Dr. Meurs and she has informed us that she will soon be finished looking in our ragdolls for the 8 HCM genes that are found in humans. Therefore, we will not need to collect more funds for her at this time. She will be done looking for other mutations in our breed until the need arises.


 June 2007

Dr. Meurs is continuing her reserarch for our Ragdolls to determine if there are more mutations.  Your donations are still desperately needed.

 May 2007
Ragdoll HCM Mutation Identified !

Do to the generosity of many breeders and pet owners, a ragdoll mutation for HCM has been identified by Dr. Meurs and a test is now available.  This test is primarily for breeders because it identifies a genetic flaw that can be bred away from.  For more information go to ABOUT RAGDOLL RESEARCH

 September 2006
Message from Dr. Meurs

  We have now completed analysis of the Myosin light chain gene. This is one of the candidate genes for human HCM and is the most common one to cause the recessive form of HCM. Unfortunately , we did not find anything!  But at least we can say that it can be ruled out. We are now back working on the Myosin binding protein C gene- this is the gene that the maine coon mutation was identified on. We have completed about 16% of this gene – 4 exonic regions, but it is a bit of a harder gene than the first one we looked at. I’m sure we will have more of it done by the time I see you in October, but it will move slower than the previous gene I think. It has more areas that are different in the cat and people and we use the human version to start the analysis since the cat sequence is not known. The more different they are, the harder it is to get good material to look at…..However, if we get lucky and find something soon- it won’t really matter! So that’s what we will hope for….
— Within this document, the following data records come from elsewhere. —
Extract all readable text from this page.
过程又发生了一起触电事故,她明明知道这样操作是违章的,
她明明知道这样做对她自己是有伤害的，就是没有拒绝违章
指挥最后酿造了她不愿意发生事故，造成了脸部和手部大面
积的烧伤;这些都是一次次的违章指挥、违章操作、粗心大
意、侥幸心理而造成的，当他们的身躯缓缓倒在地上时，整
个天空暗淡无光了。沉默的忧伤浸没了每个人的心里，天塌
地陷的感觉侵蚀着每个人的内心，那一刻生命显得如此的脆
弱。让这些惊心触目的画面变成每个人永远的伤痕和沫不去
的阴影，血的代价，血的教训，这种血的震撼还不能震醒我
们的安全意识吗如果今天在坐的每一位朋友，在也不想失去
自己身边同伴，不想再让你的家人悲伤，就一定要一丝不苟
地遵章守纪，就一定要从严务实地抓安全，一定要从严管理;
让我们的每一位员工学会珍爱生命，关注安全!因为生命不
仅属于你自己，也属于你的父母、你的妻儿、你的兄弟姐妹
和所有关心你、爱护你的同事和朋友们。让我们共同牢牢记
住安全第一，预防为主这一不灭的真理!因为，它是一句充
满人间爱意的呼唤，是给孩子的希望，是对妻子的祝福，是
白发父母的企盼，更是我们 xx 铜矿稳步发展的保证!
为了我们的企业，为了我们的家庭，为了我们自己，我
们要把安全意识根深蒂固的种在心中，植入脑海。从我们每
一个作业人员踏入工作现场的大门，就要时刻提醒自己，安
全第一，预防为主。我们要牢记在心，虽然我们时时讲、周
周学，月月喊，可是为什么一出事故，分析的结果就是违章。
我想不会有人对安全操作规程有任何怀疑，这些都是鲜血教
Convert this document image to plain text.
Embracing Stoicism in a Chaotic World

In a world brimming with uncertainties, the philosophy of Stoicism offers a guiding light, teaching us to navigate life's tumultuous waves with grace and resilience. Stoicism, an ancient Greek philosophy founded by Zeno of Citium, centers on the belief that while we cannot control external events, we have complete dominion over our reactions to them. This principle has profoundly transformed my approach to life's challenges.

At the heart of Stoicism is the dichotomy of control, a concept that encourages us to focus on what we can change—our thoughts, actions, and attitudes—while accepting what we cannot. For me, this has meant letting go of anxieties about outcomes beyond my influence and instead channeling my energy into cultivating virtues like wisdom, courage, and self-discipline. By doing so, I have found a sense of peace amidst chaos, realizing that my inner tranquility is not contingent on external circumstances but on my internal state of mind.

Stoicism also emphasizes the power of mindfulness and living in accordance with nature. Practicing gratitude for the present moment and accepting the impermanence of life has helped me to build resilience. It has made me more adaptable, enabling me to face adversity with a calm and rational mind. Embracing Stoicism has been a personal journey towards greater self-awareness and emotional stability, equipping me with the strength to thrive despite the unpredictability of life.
We can continue to collect DNA samples and pedigrees if people are finding more affected- we can always use those. As far as the hearts- yes I think it would still be helpful to obtain those if possible. The veterinarian can put them in formalin and we can still evaluate them that way. Since we are putting them in formalin it does not need to be quite as fast to be processed.


June 2006
Message from Dr. Meurs

At this time, it has been verified that, unfortunately, the Ragdoll breed does not appear to have the same genetic HCM as the Main Coon gene that has already been discovered...  However, we are looking at the rest of that gene in case the Ragdolls have another mutation on that same gene.
 
We now have the pedigrees and DNA samples on three families of Ragdolls with HCM.  It appears possible that we may have a case of recessive HCM in the Ragdoll breed.  Although in humans there are many different genes that each are known to have multiple mutations all causing HCM, there is only one known gene known to cause recessive expression of HCM in Humans. 

The plan is to continue research on that particular gene to see if this may be the culprit in your breed.  These are the two easiest paths at the moment, which is why they were undertaken first. 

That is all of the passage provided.